Fracture Estimate Worksheet

In order to give you and your client an accurate estimate to repair a fractured bone, there are several requirements. Cutting corners can lead to unseen fissure lines, additional fractures, unseen comminution, and joint involvement that can alter the pre-surgical planning and adversely affect the cost to the client.

  1. Orthogonal Views: I will not be able to quote or plan any fracture without two views of the fracture. Sedate if the patient is painful.
  2. Good Technique: Under or overexposed radiographs are difficult to read and interpret. The background should be black enough to barely see your finger behind the radiograph; if not, increase the MaS. If the background is black but the bone is too light, increase the KvP. Please take TABLE TOP radiographs of all limbs that are 10cm or less. Table top is far superior to Bucky. I can help you create a table top technique chart if you do not have one. Measure both views separately on the limb. Do not assume the technique will be the same for a lateral and AP of any limb. Adjust the technique accordingly.
  3. Good Positioning: Please sedate your patient and get good positioning of the fractured limb. Center the limb on the plate. Waiting until they are under anesthesia for surgery to take good films eliminates the possibility for doing good pre-surgical planning on my part.

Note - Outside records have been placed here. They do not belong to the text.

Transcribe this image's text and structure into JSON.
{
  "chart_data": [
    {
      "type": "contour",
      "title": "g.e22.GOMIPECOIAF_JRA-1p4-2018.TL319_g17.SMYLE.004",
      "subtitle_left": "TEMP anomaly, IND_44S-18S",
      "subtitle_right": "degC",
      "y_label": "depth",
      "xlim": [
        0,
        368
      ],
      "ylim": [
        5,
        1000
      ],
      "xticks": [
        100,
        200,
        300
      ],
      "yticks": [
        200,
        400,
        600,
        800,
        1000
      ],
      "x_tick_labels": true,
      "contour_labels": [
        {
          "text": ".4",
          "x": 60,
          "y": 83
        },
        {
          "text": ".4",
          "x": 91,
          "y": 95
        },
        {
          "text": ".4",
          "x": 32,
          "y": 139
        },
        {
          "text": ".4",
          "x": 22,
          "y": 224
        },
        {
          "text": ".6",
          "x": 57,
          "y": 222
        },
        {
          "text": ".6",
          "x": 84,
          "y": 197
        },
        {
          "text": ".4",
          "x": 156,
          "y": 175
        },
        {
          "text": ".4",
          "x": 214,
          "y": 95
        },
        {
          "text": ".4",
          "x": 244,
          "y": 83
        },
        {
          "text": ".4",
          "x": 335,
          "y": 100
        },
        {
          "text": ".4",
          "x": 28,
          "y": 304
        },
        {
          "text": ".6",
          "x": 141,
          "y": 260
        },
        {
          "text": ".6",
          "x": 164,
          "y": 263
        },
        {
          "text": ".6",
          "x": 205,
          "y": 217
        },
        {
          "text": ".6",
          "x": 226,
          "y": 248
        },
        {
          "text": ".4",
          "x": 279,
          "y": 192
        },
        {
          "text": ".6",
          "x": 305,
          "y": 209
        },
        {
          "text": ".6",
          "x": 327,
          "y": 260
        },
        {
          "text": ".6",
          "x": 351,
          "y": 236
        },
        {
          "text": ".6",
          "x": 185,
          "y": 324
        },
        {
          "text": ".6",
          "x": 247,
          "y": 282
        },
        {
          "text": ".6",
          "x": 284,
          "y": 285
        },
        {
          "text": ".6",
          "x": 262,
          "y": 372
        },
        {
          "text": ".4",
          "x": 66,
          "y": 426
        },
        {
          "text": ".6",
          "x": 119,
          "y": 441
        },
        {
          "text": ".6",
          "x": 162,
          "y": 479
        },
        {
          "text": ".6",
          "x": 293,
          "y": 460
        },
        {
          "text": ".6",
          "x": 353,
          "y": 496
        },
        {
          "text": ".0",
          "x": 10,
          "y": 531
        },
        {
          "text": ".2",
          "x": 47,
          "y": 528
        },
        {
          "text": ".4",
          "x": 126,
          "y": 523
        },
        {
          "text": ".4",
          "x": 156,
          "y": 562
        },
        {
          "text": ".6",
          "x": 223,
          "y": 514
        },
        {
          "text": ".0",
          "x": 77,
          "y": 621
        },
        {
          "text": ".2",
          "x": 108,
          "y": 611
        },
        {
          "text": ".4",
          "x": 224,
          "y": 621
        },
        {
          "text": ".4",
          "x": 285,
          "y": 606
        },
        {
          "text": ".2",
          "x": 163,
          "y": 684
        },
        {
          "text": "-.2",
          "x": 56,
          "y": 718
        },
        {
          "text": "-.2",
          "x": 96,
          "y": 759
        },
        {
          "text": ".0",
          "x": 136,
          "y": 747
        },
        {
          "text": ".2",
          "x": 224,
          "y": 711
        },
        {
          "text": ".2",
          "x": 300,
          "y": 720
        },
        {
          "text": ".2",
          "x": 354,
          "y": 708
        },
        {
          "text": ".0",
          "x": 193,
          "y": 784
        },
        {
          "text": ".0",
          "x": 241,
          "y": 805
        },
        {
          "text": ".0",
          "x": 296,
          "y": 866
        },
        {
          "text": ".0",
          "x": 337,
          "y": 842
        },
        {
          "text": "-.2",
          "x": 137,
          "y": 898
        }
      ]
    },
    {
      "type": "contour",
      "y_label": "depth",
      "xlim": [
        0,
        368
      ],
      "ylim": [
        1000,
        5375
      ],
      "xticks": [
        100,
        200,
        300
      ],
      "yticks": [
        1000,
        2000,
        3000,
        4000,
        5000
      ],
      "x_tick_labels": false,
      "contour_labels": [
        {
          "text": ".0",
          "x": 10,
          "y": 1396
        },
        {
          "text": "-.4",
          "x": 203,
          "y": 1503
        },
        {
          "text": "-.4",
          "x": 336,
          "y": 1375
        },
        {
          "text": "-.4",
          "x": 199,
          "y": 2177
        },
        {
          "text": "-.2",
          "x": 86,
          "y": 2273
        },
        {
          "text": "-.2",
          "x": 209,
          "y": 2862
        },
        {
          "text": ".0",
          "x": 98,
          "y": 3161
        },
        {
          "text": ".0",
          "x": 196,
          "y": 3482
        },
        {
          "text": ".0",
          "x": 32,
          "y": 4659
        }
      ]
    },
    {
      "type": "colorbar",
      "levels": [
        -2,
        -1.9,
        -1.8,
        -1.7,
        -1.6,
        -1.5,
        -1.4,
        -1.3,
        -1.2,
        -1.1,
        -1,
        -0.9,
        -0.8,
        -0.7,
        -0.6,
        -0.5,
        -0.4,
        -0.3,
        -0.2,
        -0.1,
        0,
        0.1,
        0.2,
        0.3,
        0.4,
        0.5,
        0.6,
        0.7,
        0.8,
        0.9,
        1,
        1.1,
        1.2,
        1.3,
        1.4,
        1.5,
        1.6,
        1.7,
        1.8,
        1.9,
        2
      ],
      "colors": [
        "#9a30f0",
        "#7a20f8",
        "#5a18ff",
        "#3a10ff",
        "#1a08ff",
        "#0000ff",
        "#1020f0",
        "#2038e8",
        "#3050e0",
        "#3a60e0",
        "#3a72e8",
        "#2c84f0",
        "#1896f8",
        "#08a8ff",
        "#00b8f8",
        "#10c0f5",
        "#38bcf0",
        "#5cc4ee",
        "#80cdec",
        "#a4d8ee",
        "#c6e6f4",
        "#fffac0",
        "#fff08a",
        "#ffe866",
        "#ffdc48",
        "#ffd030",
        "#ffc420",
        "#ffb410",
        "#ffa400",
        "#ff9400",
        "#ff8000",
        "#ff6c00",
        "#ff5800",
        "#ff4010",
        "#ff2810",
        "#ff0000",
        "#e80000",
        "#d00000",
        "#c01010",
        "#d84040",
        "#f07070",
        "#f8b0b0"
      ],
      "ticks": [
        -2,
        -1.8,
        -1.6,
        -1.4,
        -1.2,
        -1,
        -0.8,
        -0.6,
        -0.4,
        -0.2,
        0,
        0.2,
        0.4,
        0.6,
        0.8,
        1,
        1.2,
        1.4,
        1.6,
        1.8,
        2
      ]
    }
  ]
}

Sitting the patient up on their haunches to get a good AP of the femur is sometimes necessary to get good radiographs of a fractures femur. Take DV, LAT, and Obliques of all pelvic and acetabular fractures.
  4. Good Collimation: Please collimate to the affected limb only. Taking a hip radiograph and including the stifles is not considered a stifle radiograph. There should be visible collimation around the limb as this will reduce scatter and make the radiograph more detailed.
  5. Label the radiograph with date, left or right, and write down the technique used so we can adjust for post-operative or retake films if necessary.
  6. 1+1 is not equal to 2. If a patient has more than one injury, look for more. 37% of all pelvic fractures have neurological or urinary trauma. A urinating patient does not mean the bladder is not ruptured! Unless money is a serious issue, all trauma patients should have a chest and abdominal radiograph, an ECG, and pelvic fractures should have a cystogram with Renograffin diluted 50% with saline. Document all recommendations and owner’s response. This is not necessary in those cases where an owner can confirm the fracture occurred from playing, jumping, or other non-blunt force trauma.
  7. Read my handout on digital pictures of radiographs and email me a picture of the radiographs as well as a tracing in cases of bone plating. The tracing allows me to confirm that I have the correct size plate in stock and do not need to order one for FedEx shipment.
  8. Have the answer to a few questions including how this happened (low force or high force), when this happened, age and condition of pet, home environment (apartment, house, farm, single pet, multiple pet, kids, pool, lake, river,….), owner compliance, palpation of fracture (stiff or loose), additional wounds on leg, additional injuries on pet, open fracture or closed, how stoic is pet, and is the fracture configuration going to share load.

Any questions, please feel free to call me. We become a team once I accept a surgical case and these recommendations are a good way for us to make sure nothing is missed that could lead to angry or upset clients. Surgeons are taught to think “worst case scenario” and be pro-active in averting as many complications as possible.